Madagáscar, por seu lado, progrediu em direcção à abolição da pena de
morte, com o Parlamento a aprovar a 10 de dezembro uma lei que decretou o
fim da pena de morte, apesar de o diploma não ter sido ainda promulgado
pelo Presidente, Hery Rajaonarimampianina, passo crucial para a sua
entrada em vigor.
Américas
Os Estados Unidos continuaram a ser o único país a executar pessoas
nesta região do globo, apesar de as execuções terem diminuído em 2014
para as 35, tendo sido 39 em 2013 – o que reflecte também uma tendência
constante de queda no recurso à pena capital neste país ao longo dos
últimos anos.
Apenas sete estados norte-americanos levaram a cabo execuções em 2014
(uma baixa também em relação aos nove de 2013), com quatro deles – o
Texas, Missuri, Florida e Oklahoma – a serem responsáveis por 89 por
cento de todas as execuções feitas nos Estados Unidos. O estado de
Washington adoptou uma moratória à pena de morte em fevereiro de 2014.

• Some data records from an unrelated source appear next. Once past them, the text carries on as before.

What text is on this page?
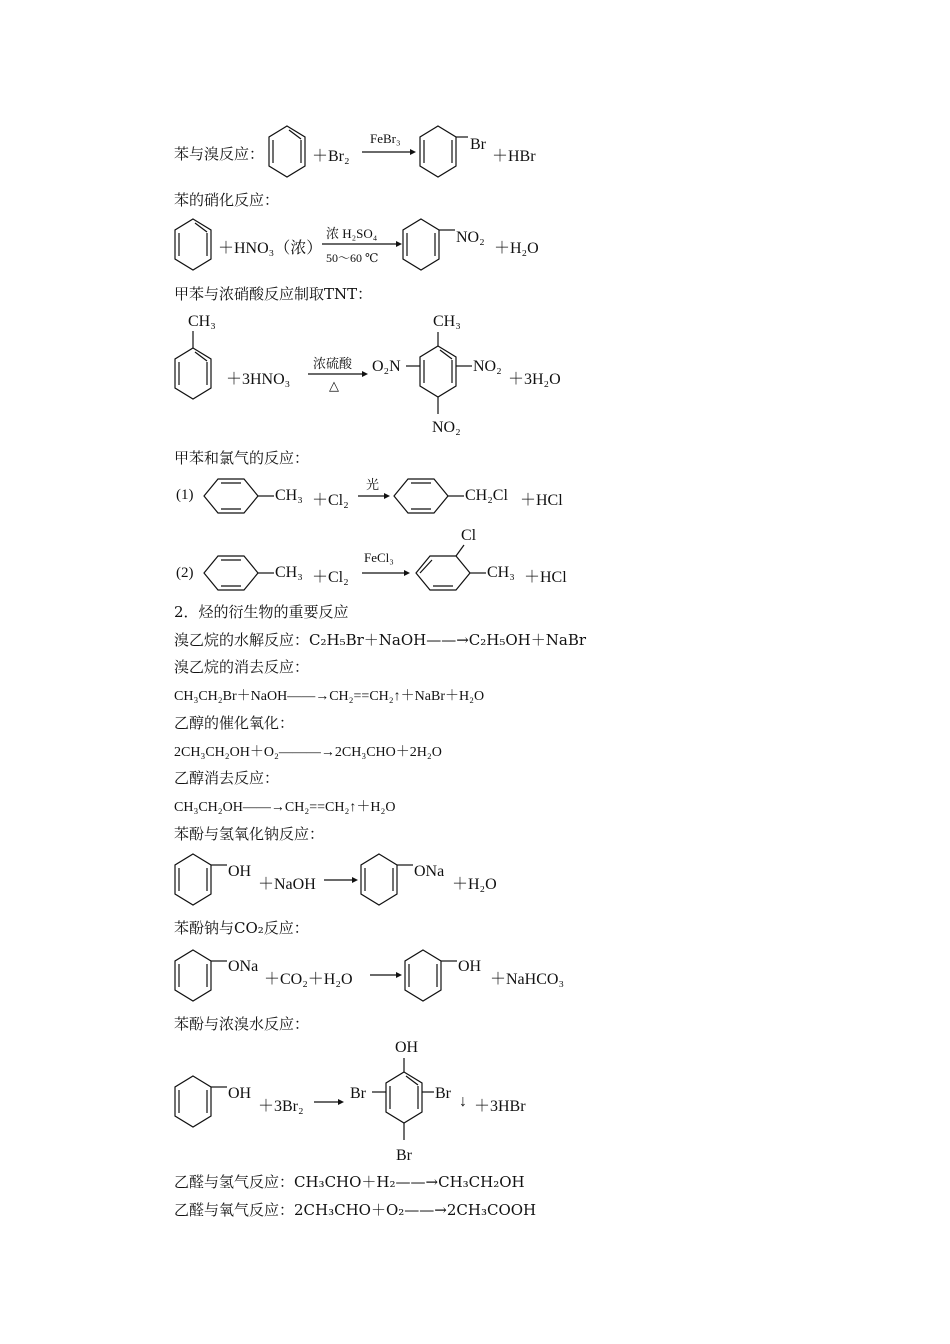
苯与溴反应：	＋Br₂
FeBr₃	Br
＋HBr
苯的硝化反应：
＋HNO₃（浓）
浓 H₂SO₄
50～60 ℃
NO₂
＋H₂O
甲苯与浓硝酸反应制取TNT：
CH₃
＋3HNO₃
浓硫酸
△
CH₃
O₂N	NO₂
NO₂
＋3H₂O
甲苯和氯气的反应：
(1)	CH₃ ＋Cl₂
光
CH₂Cl ＋HCl
(2)	CH₃ ＋Cl₂
FeCl₃
Cl
CH₃ ＋HCl
2．烃的衍生物的重要反应
溴乙烷的水解反应：C₂H₅Br＋NaOH——→C₂H₅OH＋NaBr
溴乙烷的消去反应：
CH₃CH₂Br＋NaOH——→CH₂==CH₂↑＋NaBr＋H₂O
乙醇的催化氧化：
2CH₃CH₂OH＋O₂———→2CH₃CHO＋2H₂O
乙醇消去反应：
CH₃CH₂OH——→CH₂==CH₂↑＋H₂O
苯酚与氢氧化钠反应：
OH
＋NaOH
ONa
＋H₂O
苯酚钠与CO₂反应：
ONa
＋CO₂＋H₂O
OH
＋NaHCO₃
苯酚与浓溴水反应：
OH
＋3Br₂
OH
Br	Br
Br
↓ ＋3HBr
乙醛与氢气反应：CH₃CHO＋H₂——→CH₃CH₂OH
乙醛与氧气反应：2CH₃CHO＋O₂——→2CH₃COOH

O número de sentenças de morte proferidas baixou também, das 95 em 2013 para 77 em 2014.
Ásia-Pacífico
A região da Ásia-Pacífico teve uma série de desenvolvimentos diferentes
em 2014. Foram registadas execuções em nove países, menos um do que no
ano anterior. O Paquistão pôs fim à moratória nas execuções de civis. E a
Indonésia anunciou que voltará a proceder a execuções sobretudo em
casos de tráfico de drogas em 2015. No total, houve 32 execuções em toda
a região asiática, mas este balanço não inclui a China nem a Coreia do
Norte, onde é impossível confirmar os números.

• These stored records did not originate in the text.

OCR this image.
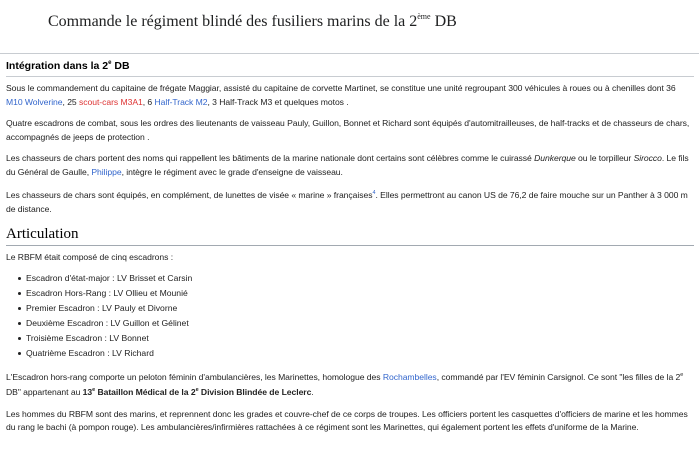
Commande le régiment blindé des fusiliers marins de la 2ème DB
Intégration dans la 2e DB

Sous le commandement du capitaine de frégate Maggiar, assisté du capitaine de corvette Martinet, se constitue une unité regroupant 300 véhicules à roues ou à chenilles dont 36 M10 Wolverine, 25 scout-cars M3A1, 6 Half-Track M2, 3 Half-Track M3 et quelques motos .

Quatre escadrons de combat, sous les ordres des lieutenants de vaisseau Pauly, Guillon, Bonnet et Richard sont équipés d'automitrailleuses, de half-tracks et de chasseurs de chars, accompagnés de jeeps de protection .

Les chasseurs de chars portent des noms qui rappellent les bâtiments de la marine nationale dont certains sont célèbres comme le cuirassé Dunkerque ou le torpilleur Sirocco. Le fils du Général de Gaulle, Philippe, intègre le régiment avec le grade d'enseigne de vaisseau.

Les chasseurs de chars sont équipés, en complément, de lunettes de visée « marine » françaises$^4$. Elles permettront au canon US de 76,2 de faire mouche sur un Panther à 3 000 m de distance.

Articulation

Le RBFM était composé de cinq escadrons :

Escadron d'état-major : LV Brisset et Carsin
Escadron Hors-Rang : LV Ollieu et Mounié
Premier Escadron : LV Pauly et Divorne
Deuxième Escadron : LV Guillon et Gélinet
Troisième Escadron : LV Bonnet
Quatrième Escadron : LV Richard

L'Escadron hors-rang comporte un peloton féminin d'ambulancières, les Marinettes, homologue des Rochambelles, commandé par l'EV féminin Carsignol. Ce sont "les filles de la 2e DB" appartenant au 13e Bataillon Médical de la 2e Division Blindée de Leclerc.

Les hommes du RBFM sont des marins, et reprennent donc les grades et couvre-chef de ce corps de troupes. Les officiers portent les casquettes d'officiers de marine et les hommes du rang le bachi (à pompon rouge). Les ambulancières/infirmières rattachées à ce régiment sont les Marinettes, qui également portent les effets d'uniforme de la Marine.
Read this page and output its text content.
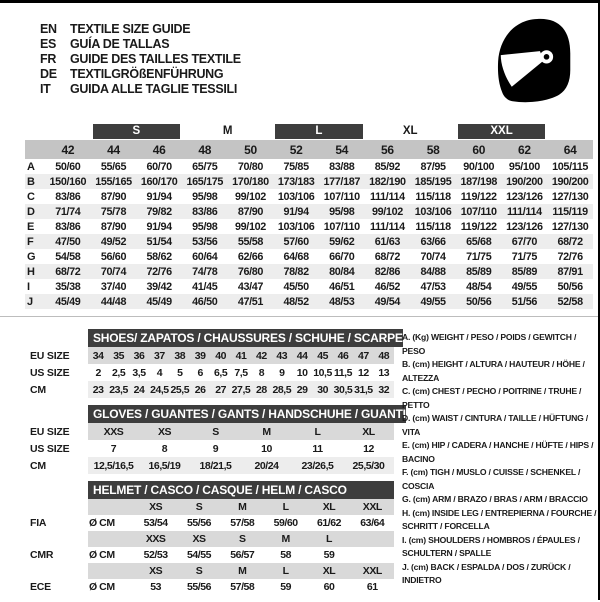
EN	TEXTILE SIZE GUIDE
ES	GUÍA DE TALLAS
FR	GUIDE DES TAILLES TEXTILE
DE	TEXTILGRÖßENFÜHRUNG
IT	GUIDA ALLE TAGLIE TESSILI

		S		M		L		XL		XXL		

	42	44	46	48	50	52	54	56	58	60	62	64
A	50/60	55/65	60/70	65/75	70/80	75/85	83/88	85/92	87/95	90/100	95/100	105/115
B	150/160	155/165	160/170	165/175	170/180	173/183	177/187	182/190	185/195	187/198	190/200	190/200
C	83/86	87/90	91/94	95/98	99/102	103/106	107/110	111/114	115/118	119/122	123/126	127/130
D	71/74	75/78	79/82	83/86	87/90	91/94	95/98	99/102	103/106	107/110	111/114	115/119
E	83/86	87/90	91/94	95/98	99/102	103/106	107/110	111/114	115/118	119/122	123/126	127/130
F	47/50	49/52	51/54	53/56	55/58	57/60	59/62	61/63	63/66	65/68	67/70	68/72
G	54/58	56/60	58/62	60/64	62/66	64/68	66/70	68/72	70/74	71/75	71/75	72/76
H	68/72	70/74	72/76	74/78	76/80	78/82	80/84	82/86	84/88	85/89	85/89	87/91
I	35/38	37/40	39/42	41/45	43/47	45/50	46/51	46/52	47/53	48/54	49/55	50/56
J	45/49	44/48	45/49	46/50	47/51	48/52	48/53	49/54	49/55	50/56	51/56	52/58
SHOES/ ZAPATOS / CHAUSSURES / SCHUHE / SCARPE
EU SIZE	34 35 36 37 38 39 40 41 42 43 44 45 46 47 48
US SIZE	2	2,5 3,5	4	5	6	6,5 7,5	8	9	10 10,5 11,5 12 13
CM	23 23,5 24 24,5 25,5 26 27 27,5 28 28,5 29 30 30,5 31,5 32
GLOVES / GUANTES / GANTS / HANDSCHUHE / GUANTI
EU SIZE	XXS	XS	S	M	L	XL
US SIZE	7	8	9	10	11	12
CM	12,5/16,5	16,5/19	18/21,5	20/24	23/26,5	25,5/30
HELMET / CASCO / CASQUE / HELM / CASCO
XS	S	M	L	XL	XXL
FIA	Ø CM	53/54	55/56	57/58	59/60	61/62	63/64
XXS	XS	S	M	L
CMR	Ø CM	52/53	54/55	56/57	58	59
XS	S	M	L	XL	XXL
ECE	Ø CM	53	55/56	57/58	59	60	61
A. (Kg) WEIGHT / PESO / POIDS / GEWITCH / PESO
B. (cm) HEIGHT / ALTURA / HAUTEUR / HÖHE / ALTEZZA
C. (cm) CHEST / PECHO / POITRINE / TRUHE / PETTO
D. (cm) WAIST / CINTURA / TAILLE / HÜFTUNG / VITA
E. (cm) HIP / CADERA / HANCHE / HÜFTE / HIPS / BACINO
F. (cm) TIGH / MUSLO / CUISSE / SCHENKEL / COSCIA
G. (cm) ARM / BRAZO / BRAS / ARM / BRACCIO
H. (cm) INSIDE LEG / ENTREPIERNA / FOURCHE / SCHRITT / FORCELLA
I. (cm) SHOULDERS / HOMBROS / ÉPAULES / SCHULTERN / SPALLE
J. (cm) BACK / ESPALDA / DOS / ZURÜCK / INDIETRO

Especificamente, o Pacífico continuou a ser a única área do mundo
virtualmente livre da pena de morte, muito embora os governos da Papua
Nova Guiné e da República de Kiribati tenham encetado medidas para repor
as execuções ou reintroduzir a pena de morte.
Europa e Ásia Central
A Bielorrússia – o único país em toda esta região que faz execuções –
executou pelo menos três pessoas em 2014, no que pôs fim a uma suspensão
que durara 24 meses. Estas execuções foram realizadas em segredo, com
os familiares e advogados dos condenados a serem informados apenas
depois das mesmas terem sido feitas.
Médio Oriente e Norte de África
O recurso generalizado à pena de morte no Médio Oriente e no Norte de
África continuou a ser alarmante e extremamente inspirador de
preocupações em 2014. O Irão, o Iraque e a Arábia Saudita foram
responsáveis por 90 por cento de todas as execuções registadas na
região, além de 72 por cento do número a nível global (excluindo a
China).
Foram confirmadas execuções em oito países em 2014, mais dois do que em
2013. Em 16 países foram proferidas sentenças de morte, o que é a
grande maioria dos países na região.
O total de execuções registadas no Médio Oriente e Norte de África
baixou de 638 em 2013 para 491 em 2014. Estes números não incluem,
porém, as centenas de execuções que se sabe que ocorreram no Irão mas
que não são oficialmente reconhecidas pelas autoridades do país – em
2014 o Irão confirmou 298 execuções, mas fontes credíveis indicam que
àquelas acrescem ainda mais 454, o que faz ali subir o total de
execuções para 743.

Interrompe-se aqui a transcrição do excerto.